The web, or if Wired magazine is to be believed the internet, has well and truly snatched the onus from print and demonstrates a broad understanding of what men want and in the way they want it. During the mid-nineties your average editorial synopsis for a bloke’s magazine would have read something like this: girls, gadgets, sport, cars, pop culture and jokes. They made you feel like you were part of a gang. Now, all that information and more is readily available at the touch of button and you can be the leader of your own gang and have as many factions as you like.

I grew up with magazines such as The Face and Esquire defining what I listened to, watched, read and wore. But unfortunately, the game is up for ink and print in its current state. There is an entire generation of people that have come of age in front of a web browser and seek that very same guidance and entertainment in different and disparate places.

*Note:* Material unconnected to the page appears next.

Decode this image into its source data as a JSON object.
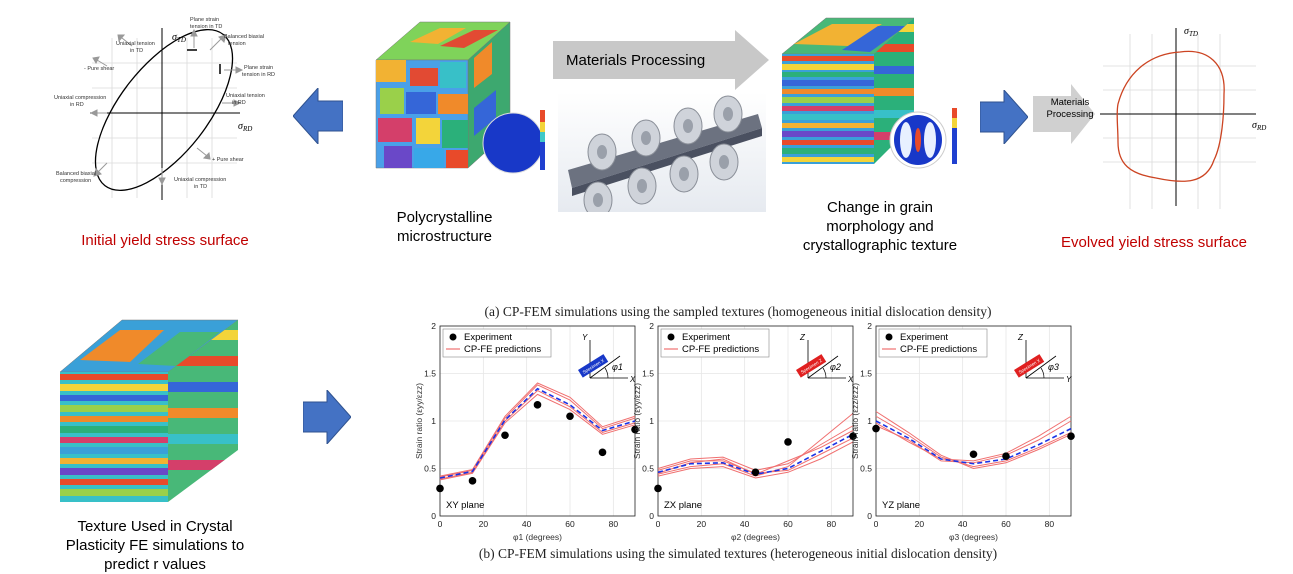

Much to my sadness – I will always love magazines – I’ve become one of those exact people who finds it easier to pull everything I read online into a feed reader for free rather than pay $10 to peruse a magazine with content I read so long ago it’s no longer relevant.

The answer isn’t in the iPad either. Not only is the number of iPad owners in Australia smaller than the combined reach of The Sydney Morning Herald and The Age, but people aren’t buying iPads to read magazines, they’re reading magazines to test out their iPads. And the consensus so far is bad. Too many apps paying homage to their print heritage, leaving readers unsatisfied and out of pocket, publishers with little or no return on their huge investment and developers laughing all the way to the bank. Until publishers realise that content is king, not its format or how close you can zoom up on text, this experiment will continue to fail or be a missed opportunity to make something significant happen for an industry that so desperately needs its right now.

I do still believe, however, that for magazines to survive, they need to be more than just words and pictures on a static page. The(sydney)magazine has it right with the Top 100 and so too do GQ with the Man of the Year. But too many publishers show a lack of ambition and an inability to exploit the potential for the products they launch, instead solely using them as a vehicle to mine money from advertisers. Fairfax unfortunately launched Sport&Style for all the wrong reasons – because they thought there were dollars in the market not because readers were crying out for that type of content.

  • Nik Howe was the founding editor of Sport&Style and now combines his own solo projects with work he executes for clients online and offline.